Outro momento ainda mais nauseante se passa no dia do aniversário dele, quando recebeu o “presente” arranjado por um fã. GG está deitado no chão, com a boca aberta, sorvendo os jatos de urina que lhe são vertidos por uma mulher; em dado momento, Allin se engasga com a urina e vomita no próprio rosto. Mais deprimente que isso, só a declaração do jovem fã, que conta o fato entre risadinhas e em tom de êxtase, sentindo-se honrado por ter conseguido dar aquele presente a seu ídolo. “Aquilo foi demais!”, diz ele.

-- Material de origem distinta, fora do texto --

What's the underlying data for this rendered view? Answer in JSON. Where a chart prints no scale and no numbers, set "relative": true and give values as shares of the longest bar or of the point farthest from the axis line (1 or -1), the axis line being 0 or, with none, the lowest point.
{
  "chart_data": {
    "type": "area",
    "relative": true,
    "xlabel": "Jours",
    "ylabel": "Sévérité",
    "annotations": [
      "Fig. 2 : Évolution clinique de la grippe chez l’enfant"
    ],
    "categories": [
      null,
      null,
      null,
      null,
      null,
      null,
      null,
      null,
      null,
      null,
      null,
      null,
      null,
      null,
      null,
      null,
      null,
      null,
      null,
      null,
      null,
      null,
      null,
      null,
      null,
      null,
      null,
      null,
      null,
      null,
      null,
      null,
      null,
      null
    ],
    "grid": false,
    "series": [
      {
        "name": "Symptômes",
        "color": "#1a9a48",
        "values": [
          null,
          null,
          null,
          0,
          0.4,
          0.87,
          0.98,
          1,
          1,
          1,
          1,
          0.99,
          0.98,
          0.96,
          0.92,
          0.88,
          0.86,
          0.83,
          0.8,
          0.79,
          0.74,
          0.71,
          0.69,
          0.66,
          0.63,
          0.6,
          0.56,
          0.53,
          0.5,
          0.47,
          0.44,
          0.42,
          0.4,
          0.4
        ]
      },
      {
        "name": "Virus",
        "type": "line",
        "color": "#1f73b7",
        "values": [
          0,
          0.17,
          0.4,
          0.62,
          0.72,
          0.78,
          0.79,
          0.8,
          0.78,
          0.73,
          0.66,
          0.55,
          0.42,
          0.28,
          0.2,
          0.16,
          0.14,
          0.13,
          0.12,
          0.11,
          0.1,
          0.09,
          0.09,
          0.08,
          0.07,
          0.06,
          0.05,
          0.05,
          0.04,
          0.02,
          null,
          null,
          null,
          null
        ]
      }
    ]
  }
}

Há ainda outro momento em que Allin defeca no palco na frente do público; em seguida, se deita no chão e come as próprias fezes, espalhando o que restou no corpo cortado por cacos de vidro e no rosto ferido pelas microfonadas, enquanto vocifera versos de uma candura exemplar: “Foda-se, seu verme! / Tudo o que tenho é sangue pra você! / Um dia seu fim estará próximo / e eu estarei rindo do seu medo” (este vídeo está disponível no Youtube, mas optei por não inseri-lo aqui, quem tiver interesse e estômago fique à vontade para procurar, mas não diga que não foi avisado). Há letras mais edificantes: “Eu quero matar meus pais e meu irmão. / Quero matar o presidente e os negros também. / Quero matar todo mundo. / Meu temperamento está piorando, tome uma atitude.”

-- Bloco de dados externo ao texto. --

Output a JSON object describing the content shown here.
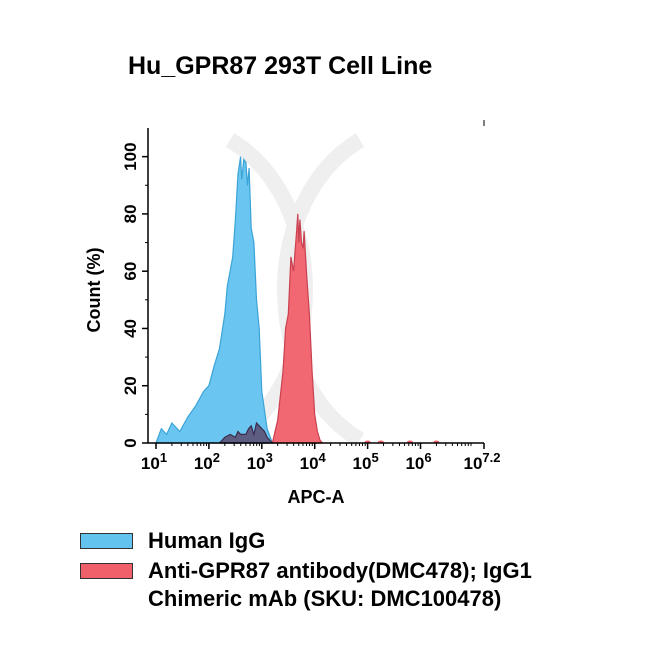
{
  "chart_data": {
    "type": "area",
    "title": "Hu_GPR87 293T Cell Line",
    "xlabel": "APC-A",
    "ylabel": "Count  (%)",
    "x_scale": "log10",
    "xlim": [
      1,
      7.2
    ],
    "ylim": [
      0,
      110
    ],
    "x_ticks": [
      {
        "exp": 1,
        "label": "10",
        "sup": "1"
      },
      {
        "exp": 2,
        "label": "10",
        "sup": "2"
      },
      {
        "exp": 3,
        "label": "10",
        "sup": "3"
      },
      {
        "exp": 4,
        "label": "10",
        "sup": "4"
      },
      {
        "exp": 5,
        "label": "10",
        "sup": "5"
      },
      {
        "exp": 6,
        "label": "10",
        "sup": "6"
      },
      {
        "exp": 7.2,
        "label": "10",
        "sup": "7.2"
      }
    ],
    "y_ticks": [
      0,
      20,
      40,
      60,
      80,
      100
    ],
    "grid": false,
    "legend_position": "bottom",
    "series": [
      {
        "name": "Human IgG",
        "color": "#62c3ef",
        "x_log10": [
          1.0,
          1.1,
          1.2,
          1.3,
          1.45,
          1.6,
          1.75,
          1.9,
          2.0,
          2.1,
          2.2,
          2.3,
          2.35,
          2.4,
          2.45,
          2.5,
          2.55,
          2.6,
          2.62,
          2.66,
          2.7,
          2.73,
          2.76,
          2.8,
          2.85,
          2.9,
          2.95,
          3.0,
          3.1,
          3.2
        ],
        "y": [
          0,
          5,
          3,
          7,
          4,
          9,
          13,
          18,
          20,
          27,
          33,
          45,
          55,
          60,
          65,
          78,
          94,
          100,
          92,
          99,
          98,
          90,
          96,
          75,
          70,
          50,
          40,
          18,
          5,
          0
        ]
      },
      {
        "name": "Anti-GPR87 antibody(DMC478); IgG1\nChimeric mAb (SKU: DMC100478)",
        "color": "#f0606a",
        "x_log10": [
          3.2,
          3.3,
          3.4,
          3.45,
          3.5,
          3.55,
          3.6,
          3.65,
          3.68,
          3.7,
          3.72,
          3.75,
          3.78,
          3.8,
          3.85,
          3.9,
          3.95,
          4.0,
          4.05,
          4.1,
          4.15
        ],
        "y": [
          0,
          8,
          25,
          40,
          45,
          65,
          60,
          72,
          80,
          70,
          78,
          70,
          68,
          74,
          58,
          45,
          25,
          10,
          4,
          1,
          0
        ]
      }
    ],
    "overlap": {
      "color": "#5a4a6e",
      "x_log10": [
        2.2,
        2.3,
        2.4,
        2.5,
        2.55,
        2.6,
        2.7,
        2.75,
        2.8,
        2.85,
        2.9,
        3.0,
        3.05,
        3.1,
        3.2
      ],
      "y": [
        0,
        2,
        3,
        2,
        4,
        3,
        3,
        5,
        6,
        3,
        7,
        5,
        4,
        2,
        0
      ]
    }
  }
}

É claro que ninguém é obrigado a aceitar o estilo de vida que GG Allin escolheu para si. É perfeitamente natural que a sociedade estabelecida e com uma mente razoavelmente saudável repudie seu comportamento e prefira fazer de conta que ele não exista. Mas os excessos de Allin servem também para denunciar uma certa hipocrisia que não temos como disfarçar. Ele joga na nossa cara a seguinte verdade: se isso incomoda alguns, é porque vocês não têm coragem de viver intensamente e se mantêm acorrentados aos dogmas escravizantes de uma vidinha medíocre. De certa forma, Allin representa todas as minorias que estão aí, convivendo conosco diariamente, e que fingimos serem invisíveis. 


Como diz precisamente o diretor, em off, quase no fim do filme, para justificar sua simpatia por GG e sua banda: “Eu não sei se ele nasceu assim ou se a sociedade o criou, mas sei que os Viciados Assassinos e seus fãs são demais. Eles representam uma parte da América na qual a maioria das pessoas prefere não pensar.” Afinal, é mais fácil rejeitarmos sua existência do que tentarmos entendê-las como seres humanos como nós, apenas com distinções e características específicas. Se as atitudes e a própria vida de Allin era punk, foi porque ele acreditava que assim estaria representando radical e adequadamente o estilo, que é, na sua essência, um ritmo de protesto contra tudo “o que está aí”, como pregavam seus primeiros representantes.

No dia 27 de junho de 1993, os Viciados Assassinos fizeram sua apresentação mais violenta em Nova York, onde os fãs saíram quebrando tudo após o show. Na saída, a banda foi toda a uma festa na qual GG Allin se excedeu no álcool e nas drogas e então sua missão chegou ao fim. Tinha apenas 36 anos. Uma morte mais que anunciada. Seu velório foi um circo, com fãs tirando fotos de seu corpo nu dentro do caixão, tendo nas mãos inertes uma garrafa de uísque.

Descobri que, apesar de tudo, ele tinha um enorme fã-clube e conseguiu ser bastante popular do seu jeito torto, tinha até boneco! Não acompanho a cena musical, mas imagino que nunca mais houve ou haverá alguém que adote a mesma postura radical de GG Allin.